Ele permaneceu em silêncio, sabiamente decidindo não desmascará-la, pois ao menos ela estava tentando ajudá-lo.

Os dois saíram da cafeteria e pegaram um táxi; durante o caminho, a conversa foi animada, ou melhor dizendo, Zhang Xueqing falava e Mo Hao ouvia.

Através das palavras dela, Mo Hao soube um pouco sobre sua identidade original.

Seus pais eram ambos policiais, faleceram em serviço anos atrás. Depois disso, Zhang Lei o adotou, mas sua identidade anterior não morava com Zhang Lei, e sim em sua própria casa.

Zhang Lei não se opunha a isso.

Quanto a Zhang Xueqing, ela tinha a mesma idade que ele e mencionou que as duas famílias eram muito próximas, ao ponto de sua mãe ter cuidado dela quando era criança.

De certo modo, uma amizade de infância.

Mo Hao não se aprofundou nisso; para alguém com amnésia, não fazia sentido se apegar a isso.

“Ah, a prova de ingresso está chegando. Xiao Hao, em qual área pretende se inscrever?”

No mundo deles, a divisão entre ciências humanas e ciências marciais era simples: a primeira focava na produção, a segunda no combate.

As ciências humanas também levavam a profissões, mas seguiam caminhos diferentes, mais voltados à produção, cura e outras funções não combativas.

Contudo, não era absoluto; algumas profissões de produção na área de ciências humanas podiam, no final, ser tão respeitáveis quanto as de ciências marciais.

O método de ingresso não exigia tanto superar limites pessoais, mas o grau de dificuldade não era baixo.

Profissões médicas curativas, por exemplo, eram até mais respeitadas que as de combate em certos aspectos.

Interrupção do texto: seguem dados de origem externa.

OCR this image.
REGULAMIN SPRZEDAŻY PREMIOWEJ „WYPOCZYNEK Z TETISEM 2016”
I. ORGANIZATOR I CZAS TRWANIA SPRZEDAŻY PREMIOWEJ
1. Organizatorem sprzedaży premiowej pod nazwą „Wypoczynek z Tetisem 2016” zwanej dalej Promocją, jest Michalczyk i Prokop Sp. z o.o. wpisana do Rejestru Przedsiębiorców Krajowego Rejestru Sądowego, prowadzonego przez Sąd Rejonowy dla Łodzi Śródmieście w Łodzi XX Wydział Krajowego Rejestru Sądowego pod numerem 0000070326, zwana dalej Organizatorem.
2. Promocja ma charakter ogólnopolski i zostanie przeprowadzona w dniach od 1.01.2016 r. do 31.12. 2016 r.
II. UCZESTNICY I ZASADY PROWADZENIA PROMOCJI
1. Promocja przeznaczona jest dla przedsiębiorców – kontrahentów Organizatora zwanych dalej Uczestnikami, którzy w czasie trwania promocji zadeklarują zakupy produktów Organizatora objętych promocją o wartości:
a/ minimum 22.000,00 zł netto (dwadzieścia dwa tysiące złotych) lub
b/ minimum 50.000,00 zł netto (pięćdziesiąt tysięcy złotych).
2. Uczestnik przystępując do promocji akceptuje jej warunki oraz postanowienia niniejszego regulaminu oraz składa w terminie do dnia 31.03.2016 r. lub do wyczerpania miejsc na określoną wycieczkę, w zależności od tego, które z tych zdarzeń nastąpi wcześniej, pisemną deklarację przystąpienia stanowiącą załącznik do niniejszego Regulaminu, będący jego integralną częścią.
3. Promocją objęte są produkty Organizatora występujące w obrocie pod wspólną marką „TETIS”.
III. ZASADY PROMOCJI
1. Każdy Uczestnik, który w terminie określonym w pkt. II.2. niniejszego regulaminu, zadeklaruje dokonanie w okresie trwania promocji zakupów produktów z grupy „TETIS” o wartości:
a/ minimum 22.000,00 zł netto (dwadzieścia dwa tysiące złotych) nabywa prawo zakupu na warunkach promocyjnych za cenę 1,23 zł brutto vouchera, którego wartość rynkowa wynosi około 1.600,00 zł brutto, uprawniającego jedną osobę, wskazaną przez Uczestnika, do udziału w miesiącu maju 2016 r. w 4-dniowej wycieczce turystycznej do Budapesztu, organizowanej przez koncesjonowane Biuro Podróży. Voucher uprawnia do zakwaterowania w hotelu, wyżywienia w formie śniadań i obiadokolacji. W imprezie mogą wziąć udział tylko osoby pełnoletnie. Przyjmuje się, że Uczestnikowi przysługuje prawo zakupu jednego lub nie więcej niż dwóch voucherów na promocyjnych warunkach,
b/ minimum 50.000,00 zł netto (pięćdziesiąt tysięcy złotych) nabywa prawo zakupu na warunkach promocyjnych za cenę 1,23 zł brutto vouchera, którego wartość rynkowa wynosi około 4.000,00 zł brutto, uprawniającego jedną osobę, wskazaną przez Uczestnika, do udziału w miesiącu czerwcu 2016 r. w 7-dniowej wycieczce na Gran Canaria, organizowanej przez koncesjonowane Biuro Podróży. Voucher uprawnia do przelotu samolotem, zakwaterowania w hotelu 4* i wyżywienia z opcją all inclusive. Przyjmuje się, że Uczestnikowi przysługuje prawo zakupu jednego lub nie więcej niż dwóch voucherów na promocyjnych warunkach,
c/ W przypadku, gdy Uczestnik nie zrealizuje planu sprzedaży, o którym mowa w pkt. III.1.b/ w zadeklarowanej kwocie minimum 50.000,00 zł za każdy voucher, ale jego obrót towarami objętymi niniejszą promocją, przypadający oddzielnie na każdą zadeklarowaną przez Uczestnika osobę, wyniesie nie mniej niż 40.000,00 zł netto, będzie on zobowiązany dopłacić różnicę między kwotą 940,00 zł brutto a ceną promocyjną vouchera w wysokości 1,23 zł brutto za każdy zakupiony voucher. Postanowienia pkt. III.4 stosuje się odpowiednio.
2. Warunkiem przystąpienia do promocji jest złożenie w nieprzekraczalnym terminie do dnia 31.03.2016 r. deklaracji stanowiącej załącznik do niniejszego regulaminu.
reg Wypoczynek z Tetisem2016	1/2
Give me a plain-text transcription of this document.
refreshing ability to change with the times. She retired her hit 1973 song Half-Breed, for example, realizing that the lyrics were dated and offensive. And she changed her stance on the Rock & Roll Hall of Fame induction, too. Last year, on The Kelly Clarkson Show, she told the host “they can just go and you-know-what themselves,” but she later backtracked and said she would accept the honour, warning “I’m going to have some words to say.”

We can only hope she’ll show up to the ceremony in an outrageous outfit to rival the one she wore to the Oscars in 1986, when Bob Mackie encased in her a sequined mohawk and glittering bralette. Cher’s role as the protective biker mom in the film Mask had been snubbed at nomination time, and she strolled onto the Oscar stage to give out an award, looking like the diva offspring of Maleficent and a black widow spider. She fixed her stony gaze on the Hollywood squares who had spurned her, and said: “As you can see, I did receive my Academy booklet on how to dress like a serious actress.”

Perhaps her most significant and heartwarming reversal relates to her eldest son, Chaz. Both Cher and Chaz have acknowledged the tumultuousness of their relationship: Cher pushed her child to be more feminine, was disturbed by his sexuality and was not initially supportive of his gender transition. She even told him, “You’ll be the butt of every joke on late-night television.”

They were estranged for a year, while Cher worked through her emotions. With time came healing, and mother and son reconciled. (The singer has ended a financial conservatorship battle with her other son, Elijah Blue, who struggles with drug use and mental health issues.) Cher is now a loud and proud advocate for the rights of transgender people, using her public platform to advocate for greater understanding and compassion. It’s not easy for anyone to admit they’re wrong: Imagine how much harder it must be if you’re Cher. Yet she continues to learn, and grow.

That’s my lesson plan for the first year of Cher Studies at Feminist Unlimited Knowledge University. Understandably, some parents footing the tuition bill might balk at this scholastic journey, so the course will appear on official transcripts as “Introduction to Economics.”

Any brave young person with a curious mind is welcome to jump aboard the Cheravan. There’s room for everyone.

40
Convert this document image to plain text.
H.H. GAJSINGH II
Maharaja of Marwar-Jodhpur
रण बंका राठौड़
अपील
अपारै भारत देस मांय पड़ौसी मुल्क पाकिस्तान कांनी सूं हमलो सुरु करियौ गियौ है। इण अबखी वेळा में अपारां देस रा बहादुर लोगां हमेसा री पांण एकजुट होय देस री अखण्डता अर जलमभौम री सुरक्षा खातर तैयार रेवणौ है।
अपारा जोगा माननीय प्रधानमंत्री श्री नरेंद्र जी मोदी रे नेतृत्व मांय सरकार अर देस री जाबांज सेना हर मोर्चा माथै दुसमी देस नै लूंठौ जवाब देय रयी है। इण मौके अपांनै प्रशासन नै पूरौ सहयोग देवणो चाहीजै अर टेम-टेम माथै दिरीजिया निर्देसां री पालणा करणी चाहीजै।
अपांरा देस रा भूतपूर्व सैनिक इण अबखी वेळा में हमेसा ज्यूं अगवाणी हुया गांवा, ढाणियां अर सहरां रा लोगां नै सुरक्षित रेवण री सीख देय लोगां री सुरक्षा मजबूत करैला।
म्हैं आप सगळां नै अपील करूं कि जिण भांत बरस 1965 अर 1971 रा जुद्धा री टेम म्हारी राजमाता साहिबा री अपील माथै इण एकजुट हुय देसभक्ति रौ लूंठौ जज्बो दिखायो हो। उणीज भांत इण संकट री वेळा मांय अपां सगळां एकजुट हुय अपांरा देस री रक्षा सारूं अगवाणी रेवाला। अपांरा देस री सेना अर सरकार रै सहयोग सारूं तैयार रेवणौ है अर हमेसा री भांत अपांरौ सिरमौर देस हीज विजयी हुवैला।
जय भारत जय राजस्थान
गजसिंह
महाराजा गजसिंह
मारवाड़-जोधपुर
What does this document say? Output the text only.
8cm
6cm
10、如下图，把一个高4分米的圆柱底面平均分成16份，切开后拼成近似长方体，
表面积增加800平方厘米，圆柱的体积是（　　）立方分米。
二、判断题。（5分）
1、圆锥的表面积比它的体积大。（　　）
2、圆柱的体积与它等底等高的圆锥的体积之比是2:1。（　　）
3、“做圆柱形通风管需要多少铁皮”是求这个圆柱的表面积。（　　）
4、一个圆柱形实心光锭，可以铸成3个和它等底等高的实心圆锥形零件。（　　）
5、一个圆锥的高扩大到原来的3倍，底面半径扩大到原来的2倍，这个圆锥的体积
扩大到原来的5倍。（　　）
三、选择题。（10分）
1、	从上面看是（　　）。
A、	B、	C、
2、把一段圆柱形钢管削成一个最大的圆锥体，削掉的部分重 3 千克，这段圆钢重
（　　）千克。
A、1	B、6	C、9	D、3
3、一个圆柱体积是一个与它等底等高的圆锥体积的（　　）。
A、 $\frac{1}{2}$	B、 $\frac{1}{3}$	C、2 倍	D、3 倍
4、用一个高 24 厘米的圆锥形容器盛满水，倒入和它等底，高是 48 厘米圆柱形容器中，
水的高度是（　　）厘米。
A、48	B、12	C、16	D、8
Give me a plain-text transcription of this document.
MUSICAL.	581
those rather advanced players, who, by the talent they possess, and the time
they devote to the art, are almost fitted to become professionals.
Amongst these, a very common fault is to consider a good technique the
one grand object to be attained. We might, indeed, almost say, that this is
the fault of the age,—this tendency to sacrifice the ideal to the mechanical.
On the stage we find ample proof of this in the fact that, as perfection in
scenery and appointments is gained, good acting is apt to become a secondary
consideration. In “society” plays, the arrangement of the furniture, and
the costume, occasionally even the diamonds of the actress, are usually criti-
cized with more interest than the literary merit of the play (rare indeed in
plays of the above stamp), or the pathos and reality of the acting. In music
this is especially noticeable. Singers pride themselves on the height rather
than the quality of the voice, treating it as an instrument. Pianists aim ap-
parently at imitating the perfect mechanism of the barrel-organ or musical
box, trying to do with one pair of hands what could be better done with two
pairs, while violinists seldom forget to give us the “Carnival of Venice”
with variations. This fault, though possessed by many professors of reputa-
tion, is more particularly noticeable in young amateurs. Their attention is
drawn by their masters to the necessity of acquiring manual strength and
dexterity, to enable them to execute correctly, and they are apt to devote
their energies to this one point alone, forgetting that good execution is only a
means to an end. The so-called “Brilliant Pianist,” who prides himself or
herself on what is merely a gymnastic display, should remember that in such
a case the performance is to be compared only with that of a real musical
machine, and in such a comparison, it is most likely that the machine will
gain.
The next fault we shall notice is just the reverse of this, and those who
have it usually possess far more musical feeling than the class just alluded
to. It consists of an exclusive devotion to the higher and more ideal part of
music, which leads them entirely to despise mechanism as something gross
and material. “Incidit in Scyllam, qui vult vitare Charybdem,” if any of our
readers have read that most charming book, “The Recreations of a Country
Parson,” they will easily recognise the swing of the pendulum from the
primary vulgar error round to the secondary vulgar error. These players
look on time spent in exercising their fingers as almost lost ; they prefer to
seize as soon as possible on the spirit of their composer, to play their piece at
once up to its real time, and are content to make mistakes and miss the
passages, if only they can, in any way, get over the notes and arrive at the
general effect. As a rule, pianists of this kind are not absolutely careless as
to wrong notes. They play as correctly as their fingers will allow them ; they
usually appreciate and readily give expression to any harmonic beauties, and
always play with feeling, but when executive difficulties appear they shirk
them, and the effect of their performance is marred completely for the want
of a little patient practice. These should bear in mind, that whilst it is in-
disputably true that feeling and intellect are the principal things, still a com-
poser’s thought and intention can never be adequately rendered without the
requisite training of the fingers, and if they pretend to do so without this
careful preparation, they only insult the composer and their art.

Mesmo em expedições ao campo ou ao Reino do Vazio, os curadores recebiam a maior proteção, pois se o líder do grupo morresse, ainda haveria um vice, mas se o curador morresse, provavelmente todos pereceriam.

“Eu? Vou me inscrever em ciências marciais, pois tenho alguma vantagem em qi e sangue.”

Mo Hao não escondia sua intenção, afinal já estava na turma de elite; não escolher ciências marciais seria um desperdício do seu qi e da singularidade de sua forja espiritual.

Enquanto falava, o táxi já os levava ao destino.

O local era próximo à periferia, ou melhor, era a periferia, mas havia muitos veículos entrando e saindo a cada dez minutos.

Na porta, um idoso com bengala os esperava, visivelmente com dificuldades para andar.

“Vovô Fang, viemos visitá-lo.”

Apontou para Mo Hao: “Este é Xiao Hao, de quem te falei.”

“O jovem da família Mo, não é? Você quer entrar no frigorífico?”

Mo Hao assentiu.

“Se possível, quero tentar..."

Antes que terminasse a frase, a bengala do velho disparou em direção a Mo Hao, movendo-se como uma serpente venenosa, mudando rapidamente de direção, lançando múltiplos golpes ilusórios que confundiam sobre qual era o verdadeiro ataque e qual era sombra.

De repente, Mo Hao foi envolvido por uma chuva intensa de ataques.